The name change, the statement says, signals “the significance of ongoing support for people with diabetes and those at risk for developing the disease, particularly to encourage behavior change, the maintenance of healthy diabetes-related behaviors, and to address psychosocial concerns.”

“Given that self-management does not stop when a patient leaves the educator’s office, self-management support must be an ongoing process,” the statement reads.

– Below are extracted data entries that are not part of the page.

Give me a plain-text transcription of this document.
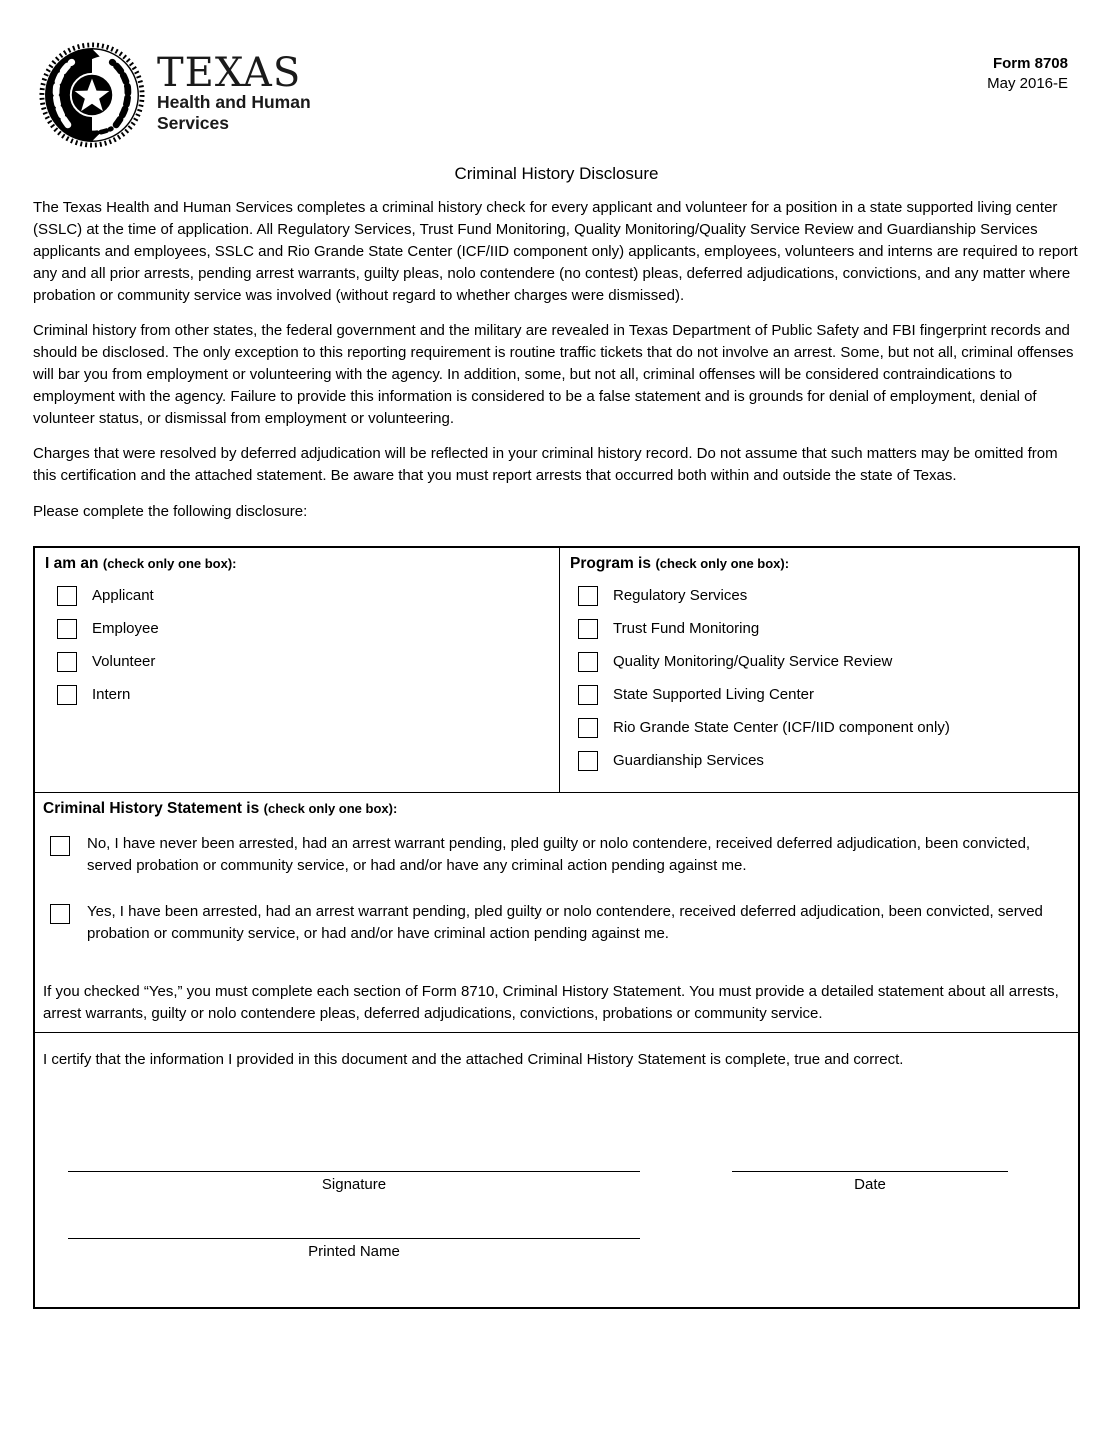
TEXAS
Health and Human
Services
Form 8708
May 2016-E
Criminal History Disclosure

The Texas Health and Human Services completes a criminal history check for every applicant and volunteer for a position in a state supported living center (SSLC) at the time of application. All Regulatory Services, Trust Fund Monitoring, Quality Monitoring/Quality Service Review and Guardianship Services applicants and employees, SSLC and Rio Grande State Center (ICF/IID component only) applicants, employees, volunteers and interns are required to report any and all prior arrests, pending arrest warrants, guilty pleas, nolo contendere (no contest) pleas, deferred adjudications, convictions, and any matter where probation or community service was involved (without regard to whether charges were dismissed).

Criminal history from other states, the federal government and the military are revealed in Texas Department of Public Safety and FBI fingerprint records and should be disclosed. The only exception to this reporting requirement is routine traffic tickets that do not involve an arrest. Some, but not all, criminal offenses will bar you from employment or volunteering with the agency. In addition, some, but not all, criminal offenses will be considered contraindications to employment with the agency. Failure to provide this information is considered to be a false statement and is grounds for denial of employment, denial of volunteer status, or dismissal from employment or volunteering.

Charges that were resolved by deferred adjudication will be reflected in your criminal history record. Do not assume that such matters may be omitted from this certification and the attached statement. Be aware that you must report arrests that occurred both within and outside the state of Texas.

Please complete the following disclosure:

I am an (check only one box):
Applicant
Employee
Volunteer
Intern
Program is (check only one box):
Regulatory Services
Trust Fund Monitoring
Quality Monitoring/Quality Service Review
State Supported Living Center
Rio Grande State Center (ICF/IID component only)
Guardianship Services
Criminal History Statement is (check only one box):
No, I have never been arrested, had an arrest warrant pending, pled guilty or nolo contendere, received deferred adjudication, been convicted, served probation or community service, or had and/or have any criminal action pending against me.
Yes, I have been arrested, had an arrest warrant pending, pled guilty or nolo contendere, received deferred adjudication, been convicted, served probation or community service, or had and/or have criminal action pending against me.

If you checked “Yes,” you must complete each section of Form 8710, Criminal History Statement. You must provide a detailed statement about all arrests, arrest warrants, guilty or nolo contendere pleas, deferred adjudications, convictions, probations or community service.

I certify that the information I provided in this document and the attached Criminal History Statement is complete, true and correct.

Signature	Date
Printed Name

AADE, which holds its annual meeting August 4-7, 2017, in Indianapolis, Indiana, joined with Evidence-Based Diabetes Management™ in December 2016 to publish a special issue on the need for payers to support DSMES throughout the lifespan, and especially at at 4 points identified in a 2015 position statement by AADE, ADA, and the Academy of Nutrition and Dietetics. Those points are:

  1. At diagnosis
  2. At annual assessments
  3. When new complications occur
  4. During transitions in life and care


While diabetes educators would like to see payers, and especially Medicare, fund more services than are currently covered, the challenge is that very few patients take advantage of what they could receive under the diabetes self-management training (DSMT) benefit that is now available. Estimates run as low as 5%.

For people with prediabetes, it’s even worse—it has been estimated that only about 100,000 of the 84 million people with prediabetes have taken the National Diabetes Prevention Program (DPP). As it stands, the proposed CMS rule for the Medicare DPP would largely leave digital providers on the sidelines; this group was seen as a solution to scaling the program to a wider audience.

“Currently, the majority of people with diabetes and prediabetes do not receive any structured diabetes education,” the authors of the new standards wrote. “While there are many barriers to DSME, one crucial issue is access.”

The authors say providers can address this issue by:

  • Clarifying the population to be served.
  • Determining the population’s self-management education level and support needs.
  • Identifying what the access issues are, and whether they involve socioeconomic barriers, cultural factors, health coverage, or other factors.


The document lays out standards in 10 areas, including program coordination, instructional staff, curriculum, individualization, tracking patient program, providing ongoing support, and measuring quality improvement.

“The National Standards for DSMES recognize that the person with diabetes is actually the center of the healthcare team, since it is estimated that a person with diabetes visits his or her primary care provider, on average, only 4 times a year,” said ADA’s Chief Scientific, Medical & Mission Officer William T. Cefalu, MD. “Therefore, it is critical that we support people with diabetes and their caregivers with the appropriate self-management guidance, education, and tools to improve patient outcomes and prevent or delay the many serious complications that can accompany diabetes.”